In early December, the College announced that it joined the AI Alliance as a founding member. The AI Alliance partners Dartmouth — which hosted the conference that first coined the term artificial intelligence in 1956 — with leaders in government, higher education and technology.
The alliance’s website states it aims to “accelerate open innovation across the AI technology landscape that responsibly benefits people and society everywhere.” According to Provost David Kotz ’86, the early work of the alliance has focused on formalizing partnerships between alliance members.
“An alliance is a set of organizations that agree in some way to work together, so there needs to be some formalism around that,” Kotz said. “What are we actually doing when we’re working together? What are the rights and responsibilities of every member of the group?”
The alliance aims to eventually “identify … interest areas” in which partners can collaborate on and research, according to engineering professor George Cybenko.
Dartmouth received an invitation to join the AI Alliance after IBM Open-Source Science Community Director and former Dartmouth researcher Alexy Khrabrov reached out to Cybenko and shared IBM’s effort to “build a network of scientists to tab open-source software that accelerates science,” Cybenko said. Kotz said that the administration reviewed the invitation and agreed that the alliance would be a “good opportunity for Dartmouth.”
“AI is a rapidly evolving field,” Kotz said. “[It is] very exciting but also bringing lots of interesting challenges in both the technical space and in the … societal space. I think it’s important for Dartmouth to be engaged with all of those issues, and in order to do that, I think we need to be at the table talking with [and] working with the tech industry that is developing many of these tools.”
Cybenko emphasized the material resources that alliance partners such as IBM and Meta bring to AI research at Dartmouth. According to Cybenko, academic research at institutions such as Dartmouth “cannot compete [with companies] because the resources required are so huge.”
“A lot of the cutting edge is happening in companies because of their ability to put a lot of money towards it very quickly,” Cybenko said. “Companies may not have the [people to conduct research]… and university people don’t have the resources that some of these companies have. So it’s synergistic.”
The research of Dartmouth’s Center for Precision Health and Artificial Intelligence — which applies AI and machine learning models to precision health — will benefit from the range of partners in the alliance, according to CPHAI director Saeed Hassanpour. Hassanpour said that the “critical partnership between academia and industry that advocates for development and sharing open AI technologies,” will better inform the effectiveness of CPHAI’s interdisciplinary work.
“This partnership can mean having different expertise and different stakeholders to help come up with … a set of comprehensive metrics for measuring the success of these models in healthcare and also point out the shortcomings and limitations of these methods so they can be used more effectively,” Hassanpour said.

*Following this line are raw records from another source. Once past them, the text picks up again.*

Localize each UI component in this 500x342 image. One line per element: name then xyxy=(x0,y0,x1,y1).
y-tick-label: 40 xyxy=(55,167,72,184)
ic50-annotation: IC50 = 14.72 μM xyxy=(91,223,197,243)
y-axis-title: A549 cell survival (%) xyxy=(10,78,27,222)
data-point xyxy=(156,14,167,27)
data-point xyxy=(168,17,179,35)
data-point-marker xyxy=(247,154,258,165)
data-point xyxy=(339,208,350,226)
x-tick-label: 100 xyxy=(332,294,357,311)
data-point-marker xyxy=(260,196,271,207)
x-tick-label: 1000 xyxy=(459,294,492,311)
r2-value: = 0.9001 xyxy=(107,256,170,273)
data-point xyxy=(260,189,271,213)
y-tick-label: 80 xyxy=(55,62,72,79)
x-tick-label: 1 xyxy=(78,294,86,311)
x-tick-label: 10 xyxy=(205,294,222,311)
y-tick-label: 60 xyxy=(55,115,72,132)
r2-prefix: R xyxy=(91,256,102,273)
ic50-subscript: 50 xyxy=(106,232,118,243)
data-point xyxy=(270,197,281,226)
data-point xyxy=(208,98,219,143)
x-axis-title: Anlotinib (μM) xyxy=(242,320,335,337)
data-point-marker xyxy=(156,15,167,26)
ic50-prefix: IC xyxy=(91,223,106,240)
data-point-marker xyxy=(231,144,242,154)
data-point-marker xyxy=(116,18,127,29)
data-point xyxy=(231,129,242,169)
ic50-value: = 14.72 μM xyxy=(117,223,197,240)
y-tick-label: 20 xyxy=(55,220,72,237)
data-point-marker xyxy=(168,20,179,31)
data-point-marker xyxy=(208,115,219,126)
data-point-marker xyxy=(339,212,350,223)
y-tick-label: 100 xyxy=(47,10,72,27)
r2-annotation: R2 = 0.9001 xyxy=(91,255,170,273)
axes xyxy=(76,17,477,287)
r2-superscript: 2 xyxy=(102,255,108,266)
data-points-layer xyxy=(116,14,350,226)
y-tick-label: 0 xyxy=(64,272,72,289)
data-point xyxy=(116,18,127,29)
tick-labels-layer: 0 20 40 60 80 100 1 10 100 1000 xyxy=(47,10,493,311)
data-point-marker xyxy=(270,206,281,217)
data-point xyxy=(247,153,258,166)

According to Hassanpour, the partnerships of the AI Alliance will also provide the CPHAI more “access to diverse data that comes from people from different backgrounds, ethnicities [and] races” that can be used to build “more generalizable models” in healthcare.
“We try to make sure that [the biases of these models] are being mitigated,” Hassanpour said. “This is a collaborative approach both from the technological point of perspective … and the evaluation perspective to make sure that [the CPHAI] can provide a more fair technology.”
The AI Alliance will also bring additional opportunities for students at Dartmouth to connect with technology companies and access internships and research, Cybenko said.
“A lot of things depend on networks of people,” Cybenko said. “You can sort of find a community of people, maybe in both academics and in companies, that are interested in the same research areas and combine your insights and leverage resources.”
Kotz added that the research opportunities opened to Dartmouth faculty will “involve undergrad and grad students in some way.” He also expressed hope that the missions of the AI Alliance would bring more awareness about the rapid development of AI and enable the Dartmouth community to make an impact on the field.
“I’m hopeful that [the AI Alliance] will help Dartmouth faculty and students to have opportunities to be aware of what’s happening in the technology world, including the challenges that it’s posing right as the technology evolves and gets applied in new ways,” Kotz said. “And perhaps to have a voice in some of those conversations.”